Pursuant to the Amendment, the lenders consented to the License Transaction and agreed that the License Transaction is deemed a "Permitted Transfer" under the Loan Agreement, and confirmed that the sale of our common stock to NantCell is not an "Equity Event" under the Loan Agreement.
In connection with the Loan Agreement, we restructured the existing lender warrants to purchase an aggregate of up to approximately 630,000 shares of our common stock at an exercise price of $2.05 per share.
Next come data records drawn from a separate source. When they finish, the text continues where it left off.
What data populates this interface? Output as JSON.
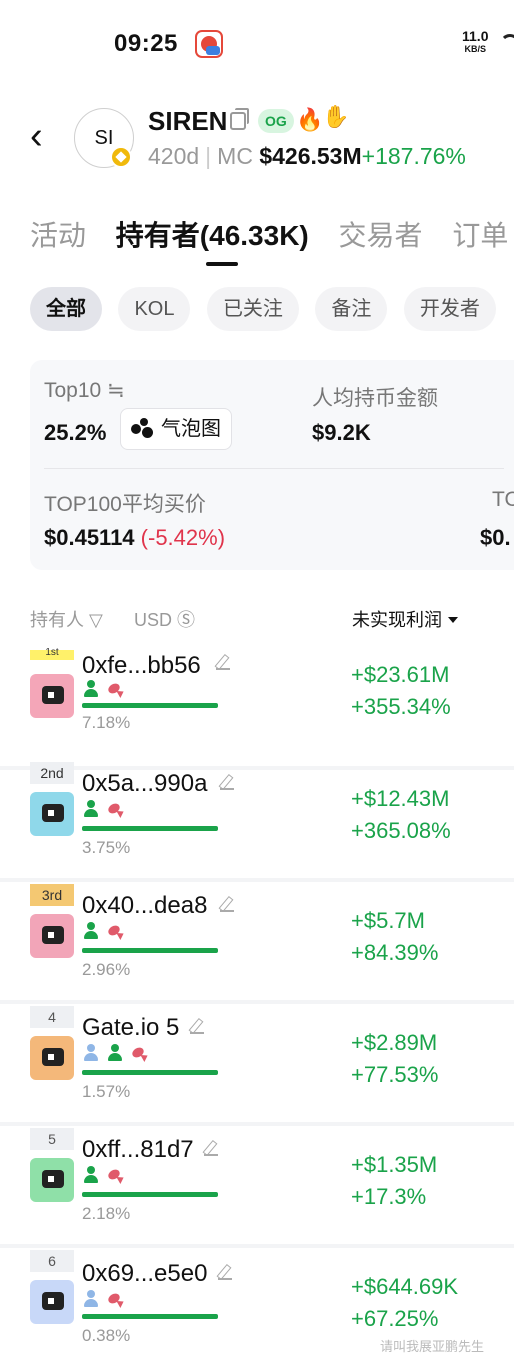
{
  "status_bar": {
    "time": "09:25",
    "net_speed": "11.0",
    "net_unit": "KB/S"
  },
  "token": {
    "avatar_text": "SI",
    "name": "SIREN",
    "og_tag": "OG",
    "age": "420d",
    "mc_label": "MC",
    "mc_value": "$426.53M",
    "mc_change": "+187.76%"
  },
  "tabs": [
    {
      "label": "活动"
    },
    {
      "label": "持有者(46.33K)"
    },
    {
      "label": "交易者"
    },
    {
      "label": "订单"
    }
  ],
  "filters": [
    {
      "label": "全部"
    },
    {
      "label": "KOL"
    },
    {
      "label": "已关注"
    },
    {
      "label": "备注"
    },
    {
      "label": "开发者"
    }
  ],
  "stats": {
    "top10_label": "Top10 ≒",
    "top10_value": "25.2%",
    "bubble_label": "气泡图",
    "avg_label": "人均持币金额",
    "avg_value": "$9.2K",
    "top100_label": "TOP100平均买价",
    "top100_value": "$0.45114",
    "top100_change": "(-5.42%)",
    "extra_label": "TO",
    "extra_value": "$0."
  },
  "list_header": {
    "holder": "持有人",
    "usd": "USD",
    "pnl": "未实现利润"
  },
  "holders": [
    {
      "rank": "1st",
      "address": "0xfe...bb56",
      "pct": "7.18%",
      "progress": 0.0718,
      "pnl_abs": "+$23.61M",
      "pnl_pct": "+355.34%",
      "avatar_color": "#f4a6b8"
    },
    {
      "rank": "2nd",
      "address": "0x5a...990a",
      "pct": "3.75%",
      "progress": 0.0375,
      "pnl_abs": "+$12.43M",
      "pnl_pct": "+365.08%",
      "avatar_color": "#8fd8ea"
    },
    {
      "rank": "3rd",
      "address": "0x40...dea8",
      "pct": "2.96%",
      "progress": 0.0296,
      "pnl_abs": "+$5.7M",
      "pnl_pct": "+84.39%",
      "avatar_color": "#f2a5b8"
    },
    {
      "rank": "4",
      "address": "Gate.io 5",
      "pct": "1.57%",
      "progress": 0.0157,
      "pnl_abs": "+$2.89M",
      "pnl_pct": "+77.53%",
      "avatar_color": "#f4b87a"
    },
    {
      "rank": "5",
      "address": "0xff...81d7",
      "pct": "2.18%",
      "progress": 0.0218,
      "pnl_abs": "+$1.35M",
      "pnl_pct": "+17.3%",
      "avatar_color": "#8fe0a8"
    },
    {
      "rank": "6",
      "address": "0x69...e5e0",
      "pct": "0.38%",
      "progress": 0.0038,
      "pnl_abs": "+$644.69K",
      "pnl_pct": "+67.25%",
      "avatar_color": "#c8d8f8"
    }
  ],
  "watermark": "请叫我展亚鹏先生"
}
Pursuant to the Amendment, a portion of the warrants (representing 80% of the total number of shares issuable upon exercise of the warrants) was amended to change the exercise price of such portion of the warrants from $2.05 per share to the 30-day volume-weighted average price of our common stock over the 30-day period beginning 15 days before the July 28, 2017 announcement of the License Transaction (the "Warrant Amendments").
The foregoing are only brief descriptions of the material terms of the License Agreement, Stock Purchase Agreement, Warrant, Amendment and Warrant Amendments, which are attached hereto as Exhibits 10.1, 10.2, 10.3, 10.4, 10.5 and 10.6 (collectively, the "Material Contracts") and are incorporated herein by reference. The foregoing descriptions of the License Agreement, Stock Purchase Agreement, Warrant, Amendment and Warrant Amendments and the transactions contemplated thereby do not purport to be complete and are qualified in their entirety by reference to the Material Contracts. Any representations, warranties and covenants in the Material Contracts were made solely for the benefit of the parties to the Material Contracts; are subject to limitations agreed upon by the contracting parties, including being qualified by confidential disclosure schedules in the Stock Purchase Agreement; may have been made for the purposes of allocating contractual risk between the parties to the Material Contracts instead of establishing these matters as facts; and are subject to standard of materiality applicable to the contracting parties that may differ from those applicable to investors. Investors should not rely on the representations, warranties and covenants or any descriptions thereof as characterizations of the actual state of facts or condition of CytRx or NantCell or any of their respective subsidiaries or affiliates. Moreover, information concerning the subject matter of the representations, warranties and covenants may change after the respective dates of the Material Contracts, which subsequent information may or may not be fully reflected in CytRx's public disclosures.